2人に追従する形で頭上の光の盾も移動する。そのため炎雷の雨は2人には当たらなかった。
「いくよ。――風の旅人」
アカツキの周囲に風が渦巻く。これを使うと明日には筋肉痛が確定するが甘いことは言ってられない。いま相手にしていのは最上位の闇人だ。
「しっ――!」
アカツキのスピードが跳ね上がる。アカツキは一息でキベリアとの距離を詰め、ジャンプして正面から斬りかかった。
「怖いわね。――4の氷」
だが、キベリアは全く慌てずにそう言葉を紡いだ。アカツキの壮麗な剣がキベリアの肉体に触れようとした時、突然剣とキベリアの肉体の間の空間が凍った。

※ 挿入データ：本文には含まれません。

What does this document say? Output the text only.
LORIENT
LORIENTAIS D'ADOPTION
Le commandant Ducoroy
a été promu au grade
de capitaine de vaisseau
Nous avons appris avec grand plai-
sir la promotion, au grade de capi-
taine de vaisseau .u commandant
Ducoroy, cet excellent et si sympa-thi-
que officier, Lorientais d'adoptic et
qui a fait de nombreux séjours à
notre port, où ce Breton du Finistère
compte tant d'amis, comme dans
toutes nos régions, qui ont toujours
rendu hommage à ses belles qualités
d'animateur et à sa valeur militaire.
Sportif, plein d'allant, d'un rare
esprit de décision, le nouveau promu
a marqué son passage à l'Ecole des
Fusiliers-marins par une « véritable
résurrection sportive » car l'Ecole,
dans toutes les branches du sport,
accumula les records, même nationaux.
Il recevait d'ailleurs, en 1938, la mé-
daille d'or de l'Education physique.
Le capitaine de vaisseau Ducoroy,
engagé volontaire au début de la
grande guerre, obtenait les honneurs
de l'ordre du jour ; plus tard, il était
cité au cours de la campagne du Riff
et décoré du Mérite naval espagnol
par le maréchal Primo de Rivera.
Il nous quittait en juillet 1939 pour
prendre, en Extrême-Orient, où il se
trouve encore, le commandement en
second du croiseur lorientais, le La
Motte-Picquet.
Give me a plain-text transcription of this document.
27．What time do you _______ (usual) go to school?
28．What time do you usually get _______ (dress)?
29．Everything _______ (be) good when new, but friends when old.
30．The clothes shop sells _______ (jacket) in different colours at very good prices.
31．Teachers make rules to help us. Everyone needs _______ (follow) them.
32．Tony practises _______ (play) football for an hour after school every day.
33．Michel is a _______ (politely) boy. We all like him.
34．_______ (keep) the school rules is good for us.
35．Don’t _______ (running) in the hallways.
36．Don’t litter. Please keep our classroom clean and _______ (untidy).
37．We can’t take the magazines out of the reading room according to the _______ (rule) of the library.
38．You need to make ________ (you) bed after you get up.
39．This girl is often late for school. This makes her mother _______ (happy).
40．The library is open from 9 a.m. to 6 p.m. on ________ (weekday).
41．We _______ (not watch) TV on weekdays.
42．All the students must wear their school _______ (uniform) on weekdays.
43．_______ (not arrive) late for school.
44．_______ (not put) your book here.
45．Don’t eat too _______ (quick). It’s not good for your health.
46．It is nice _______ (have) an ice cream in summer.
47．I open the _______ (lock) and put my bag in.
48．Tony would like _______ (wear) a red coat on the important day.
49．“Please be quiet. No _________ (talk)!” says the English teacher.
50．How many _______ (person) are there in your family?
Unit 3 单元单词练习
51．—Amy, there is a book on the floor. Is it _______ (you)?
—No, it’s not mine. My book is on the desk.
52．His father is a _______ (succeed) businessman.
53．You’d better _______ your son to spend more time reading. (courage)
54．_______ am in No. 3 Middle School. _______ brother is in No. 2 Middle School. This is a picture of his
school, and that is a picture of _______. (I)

ガキィィン! とアカツキの剣は宙に出現した氷に受け止められた。
「ちっ・・・・・!」
「心臓に悪いわ。傷がついたらどうしてくるの?」
「余裕かよ・・・・・・・! ババアァ!」
涼しげに嫌味な笑みを浮かべるキベリアに、暁理は苛立ったようにそう言った。フェリートとほど昔からではないが、キベリアもまた遥か昔からその存在が確認されている闇人だ。
そのためいくら見た目が若くても、人間から見ればキベリアは相当な年齢ということになる。(ただ闇人に年齢という概念はあまりない)
「あ? あなた死刑ね」
「それは無理だね。僕はまだ死ねない!」
「――はぁぁぁぁぁぁぁぁぁぁッ!」
暁理が地上に落ちると同時に、光司が裂帛のかけ声と共に剣を振り上げた。